Every time a person’s social environment changes, it challenges their sense of stability by way of the brain’s circuitry. And in today’s world, with back-to-back 30-minute meetings each day, our social environment can change 16 times in 8 hours. If the brain decides the change is, in fact, threatening, then it will resist or avoid the change as much as possible — fight or flight mode.

Optimize decision rights to address lack of empowerment

To understand the root of this, we can look at how our brains treat fairness and cheating, which centers on the idea of reciprocal altruism. It evolved in response to the adaptive challenge of reaping the rewards of cooperation without getting exploited. Suppose a coworker offers to take on your workload for 5 days so you can add a second week to your Caribbean vacation. How would you feel? It’s a big favor, and you can’t repay your coworker simply by bringing back a bottle of rum. If you accept the offer, you are likely to do so while gushing forth expressions of gratitude and a promise to do the same for her whenever she goes on vacation (Haidt, 2012). You feel responsible.

Evolution created altruists in our species because we can remember prior interactions and limit our niceness to those who will likely repay a favor. We cooperate with those who have been nice to us, and we shun those who took advantage of us. The art, then, of architecting an effective and productive organization is the right mix of authority in the hierarchy and responsibility in the networks.

The interconnections of a system occur through the flow of information, and this flow plays a predominant role in determining how a system operates (Meadows, 2008) 7 A system generally operates on being itself, changing only slowly if at all — even with complete substitutions of its elements — as long as its interconnections and purposes remain intact. If the interconnections change, the system may be greatly altered. It may even become unrecognizable, even though the same players are on the team.

This perspective helps explain why so many “reorgs” don’t seem to actually produce much more than new org charts and should give us pause when a new leader is eager to make changes by looking first at people, departments, or product lines. With the same old networks of information and goals and incentives, the system behavior isn’t going to change much.

The six elements (hierarchy, networks, measurements, membership, teaming and responsibility) are wired into our brains. They developed over the history of our species to address adaptive challenges. We have both the research and real-world understanding of all these elements and how they operate together as one system, and now we can apply the insights to the six underlying challenges today’s organizations face. The findings elucidate how employee are affected by the organizational context they are in.

Understanding the layers

Organization designers in management consulting are like architects for groups and systems in organizations — they must come into an environment, understand it and change it for the better.

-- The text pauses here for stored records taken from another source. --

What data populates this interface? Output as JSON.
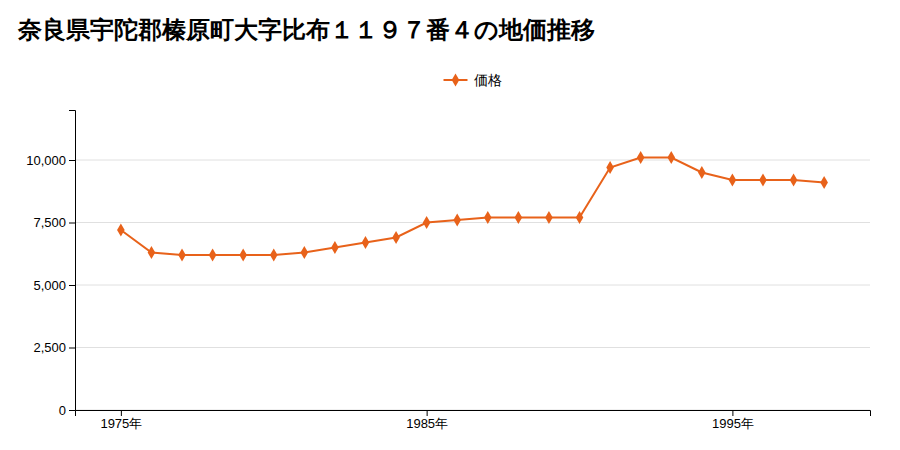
{
  "chart_data": {
    "type": "line",
    "title": "奈良県宇陀郡榛原町大字比布１１９７番４の地価推移",
    "x": [
      1975,
      1976,
      1977,
      1978,
      1979,
      1980,
      1981,
      1982,
      1983,
      1984,
      1985,
      1986,
      1987,
      1988,
      1989,
      1990,
      1991,
      1992,
      1993,
      1994,
      1995,
      1996,
      1997,
      1998
    ],
    "series": [
      {
        "name": "価格",
        "color": "#e8621a",
        "marker": "diamond",
        "values": [
          7200,
          6300,
          6200,
          6200,
          6200,
          6200,
          6300,
          6500,
          6700,
          6900,
          7500,
          7600,
          7700,
          7700,
          7700,
          7700,
          9700,
          10100,
          10100,
          9500,
          9200,
          9200,
          9200,
          9100
        ]
      }
    ],
    "xlim": [
      1973.5,
      1999.5
    ],
    "xticks": [
      {
        "value": 1975,
        "label": "1975年"
      },
      {
        "value": 1985,
        "label": "1985年"
      },
      {
        "value": 1995,
        "label": "1995年"
      }
    ],
    "ylim": [
      0,
      12000
    ],
    "yticks": [
      0,
      {
        "value": 2500,
        "label": "2,500"
      },
      {
        "value": 5000,
        "label": "5,000"
      },
      {
        "value": 7500,
        "label": "7,500"
      },
      {
        "value": 10000,
        "label": "10,000"
      }
    ],
    "grid": true,
    "legend": "top"
  }
}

We cannot go from entangled to enlightened by single interventions, such as a team-building exercise. To implement change, we must design the whole system and understand the dynamics of the different layers of the organization based on the context we create.

To summarize, deploying the Peopletecture model allows you as the management consulting practitioner or researcher to do the following:

  • Build the best hierarchy you can, and create jobs with clarity of ownership based on this hierarchy.
  • Intentionally structure collaboration in the network so that attention is focused in the optimal direction.
  • Remove the organizational scar tissue by putting the right measures for pay and performance in place.
  • Reduce or eliminate the us-versus-them mentality by simplifying and clarifying a person’s place of belonging.
  • Provide radical transparency and empower teams.
  • Improve social connections by teaming in ways that make groups wiser.

Summary

Designing intentional collaboration patterns around how humans behave in social settings can positively impact business leadership practice.